Madem ki bu sistem balkan ülkelerinde Asya’daki Türk cumhuriyetlerinden bazılarında (bu saydığımız olumsuz yanlarına rağmen) kullanılıyor. Bizim ülkemizde neden kullanılmasın?
Yeni uygulanacak bir sistemin sadece olumsuz yanlarını saymak ne kadar doğrudur? Olumlu ve olumsuz yanlarını sayıp, uğraşıldığına değer mi değmez mi o zaman karar vermek gerekmez mi? Sözgelimi bu sistemde sağdan sola 14 kovan var. Yükletirken 2 sıra oluyor. Yani tabanda 28 kovan var. 6 kat konmuş, eder 168 kovan… !68 kovanı yarım saatte yükleyebilmek ya da indirip yerleştirebilmek… Değer mi değmez mi? Bu zahmete girmeden yılda 10 kere yer değiştirdiğinizi düşünün… Bal veriminiz artar mı artmaz mı? Nemden kaynaklanan hastalıkların ilaçsız kaybolduğunu düşünün; değer mi değmez mi? Bu işle yeniden uğraşacak arkadaşlara ışık tutabilmesi için arkadaşlarımızın akıllarına gelen olumlu ya da olumsuz olasılıkları yazmaları, paylaşmaları faydalı olur diye düşünüyorum.

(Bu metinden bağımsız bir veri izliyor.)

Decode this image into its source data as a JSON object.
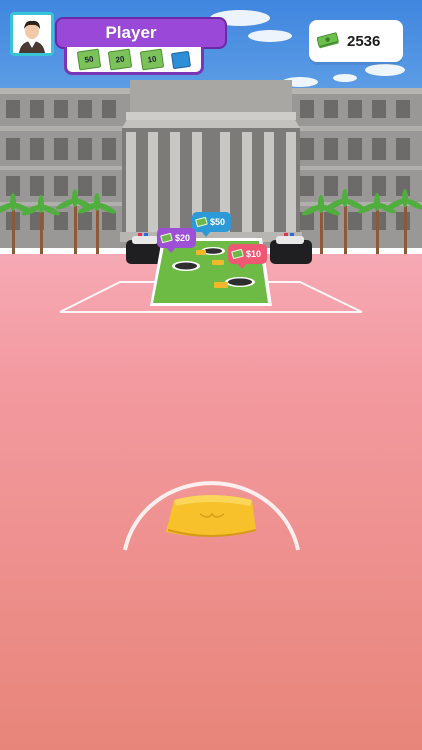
{
  "player": {
    "name": "Player"
  },
  "chips": [
    {
      "value": "50"
    },
    {
      "value": "20"
    },
    {
      "value": "10"
    },
    {
      "value": ""
    }
  ],
  "money": {
    "amount": "2536"
  },
  "targets": [
    {
      "label": "$50"
    },
    {
      "label": "$20"
    },
    {
      "label": "$10"
    }
  ],
  "colors": {
    "sky": "#4f8edf",
    "ground": "#ec8a84",
    "name_bar": "#9a48d8",
    "board": "#6dbb45",
    "bag": "#f6c12b"
  },
  "icons": [
    "avatar-icon",
    "cash-icon",
    "chip-icon",
    "sandbag-icon",
    "palm-tree-icon",
    "police-car-icon"
  ]
}
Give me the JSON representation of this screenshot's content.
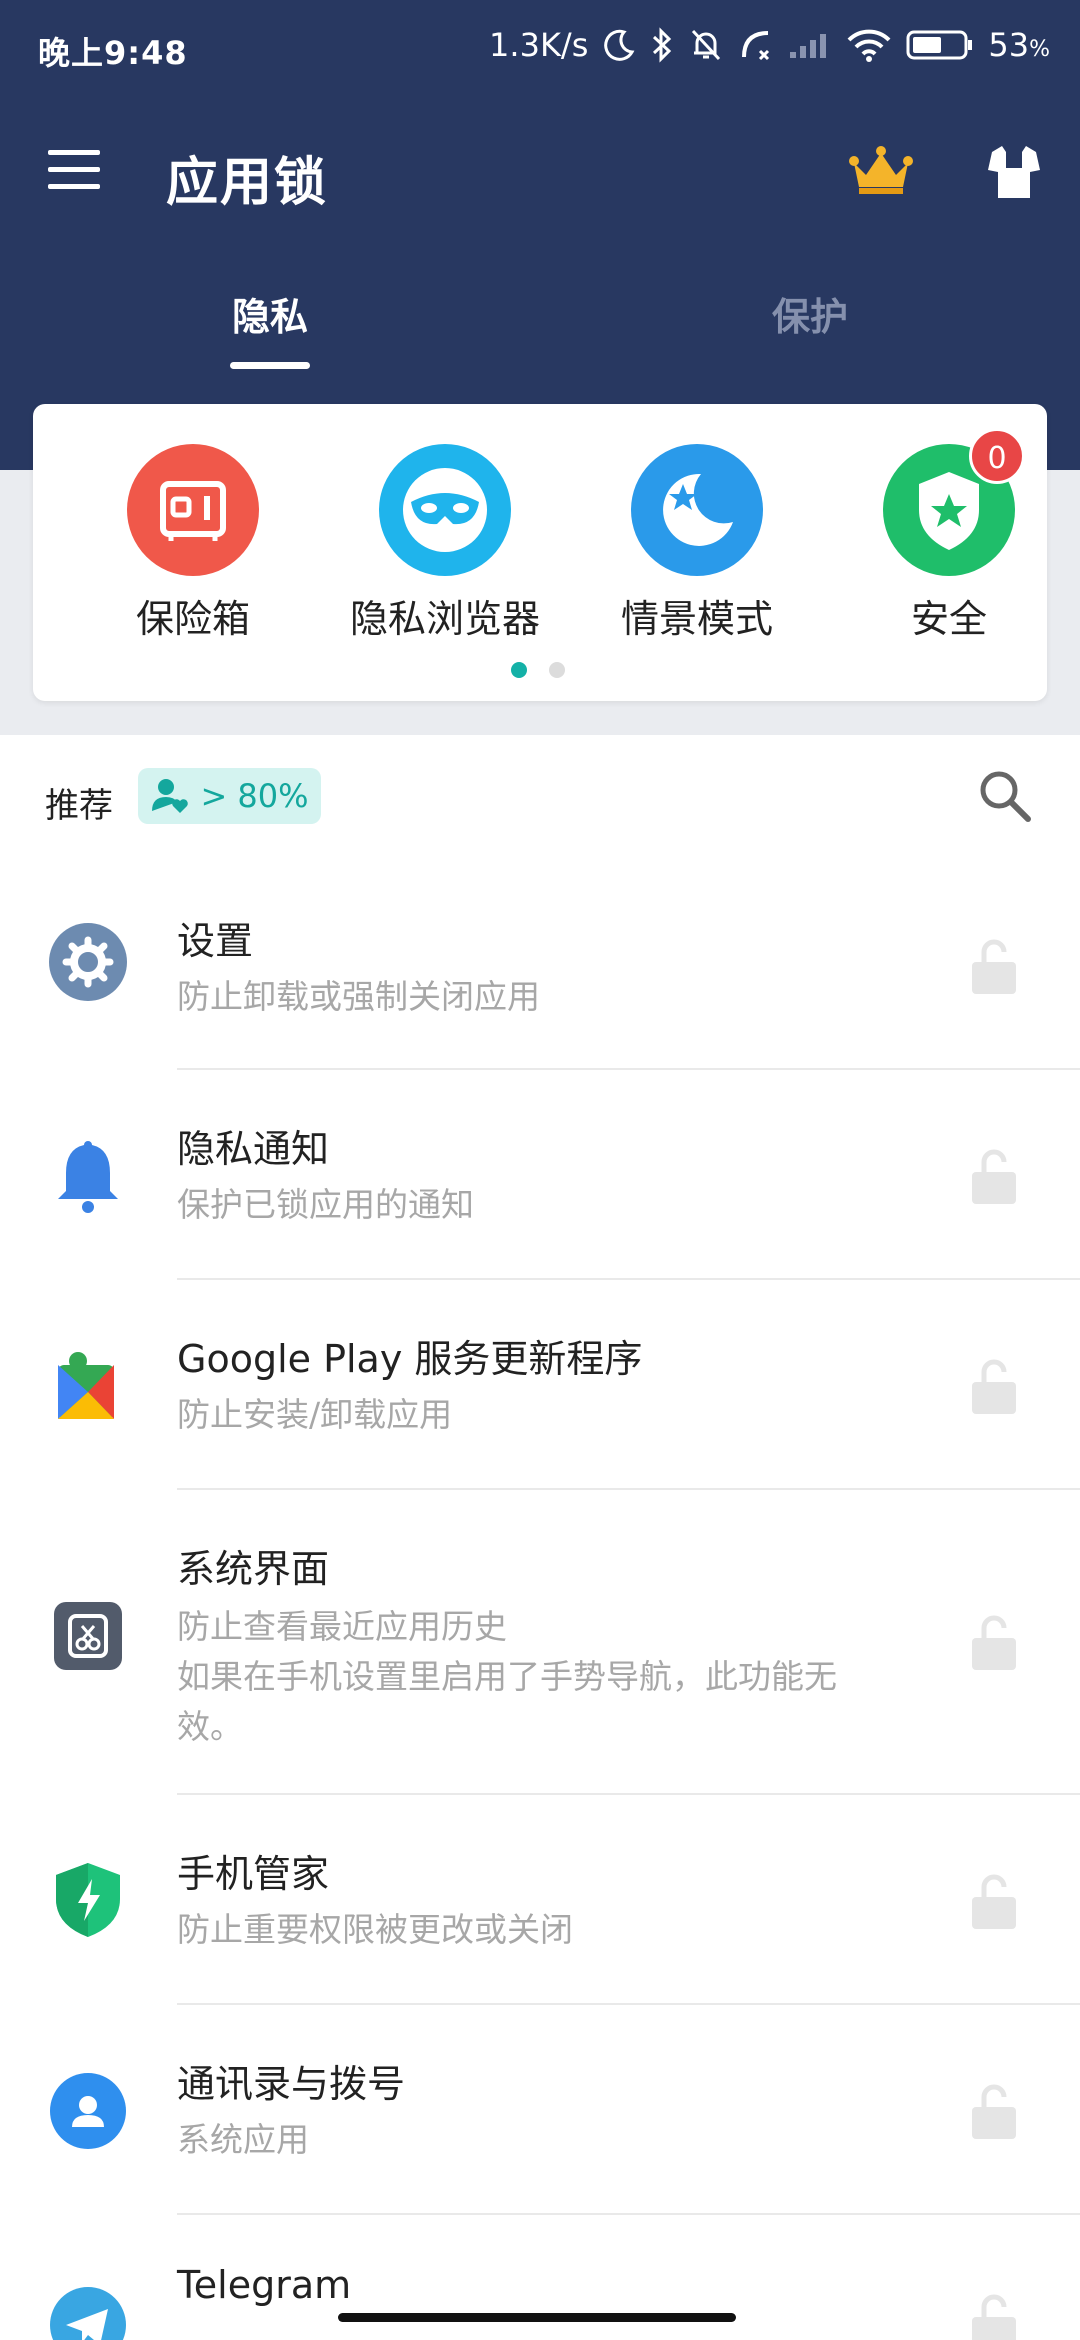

Metinbaba ve arıcı Ahmet arkadaşlarımızın görüşlerine genel olarak katılıyorum. Gelelim arkadaşımızın katılmadığım görüşlerine;
Ana arının kokusu arka kısma geçer mi?
Karakovanla çalışan arıcılarımız kovan dolunca balözü akımı bitmediyse kovanların arkasına ulak vururlardı.(yarım kovan eklemek) Kovan 100 cm., ulak 50 cm. etti 150 cm. Arılar 150 cm arkada da ne güzel çalışıyorlardı.
Arı uçuş sahasının önü kapanmıyor. Kovanlar taşıma sırasında çift sıra, yerde iken tek sıra haline getiriliyor.
Arıcı Ahmet arkadaşımızın dediği oğul sorunu olur muhakkak. Çözüm yolu ne olabilir? Tek kat dediğin 20 ya da 24 çerçeve. Altta polen tuzağı ya da boydan boya elek teli… Havalandırma ve genişletme olanakları kullanılabilir.
İlkin küçük arabaların çekebileceği römorklarda benzer bir sistem yapılsa hem emek ve masraf az olur. Deneyip görerek kullanışlı sistem daha sağlıklı bulunabilir. Sonra da 168 kovanlık sistem yapılabilir.
Yeni deneyecek arkadaşlarımıza katkısı olabileceğini düşünerek görüşlerinizi paylaşmanızın faydalı olacağını düşünüyorum.
Bu eski bir video. İlk defa 3 yıl önce izlemiştik. İzleyen arkadaşlarımızdan bazıları üreticisinin peşine düşmüştü ama bulabildiler mi bilmiyorum.
Mühendislik açısından iyi çözülmüş görünüyor. Gerçek hayatta da böyle çalışır mı, denemeden bilinmez.
Mesela bütün kovanlar bal çakılıyken, yine aynı şekilde rahatlıkla yükselip alçalabilir mi?
Hiç bir ekipman, arazi şartlarında denenmeden olumlu olumsuz yanları doğru olarak değerlendirilemez.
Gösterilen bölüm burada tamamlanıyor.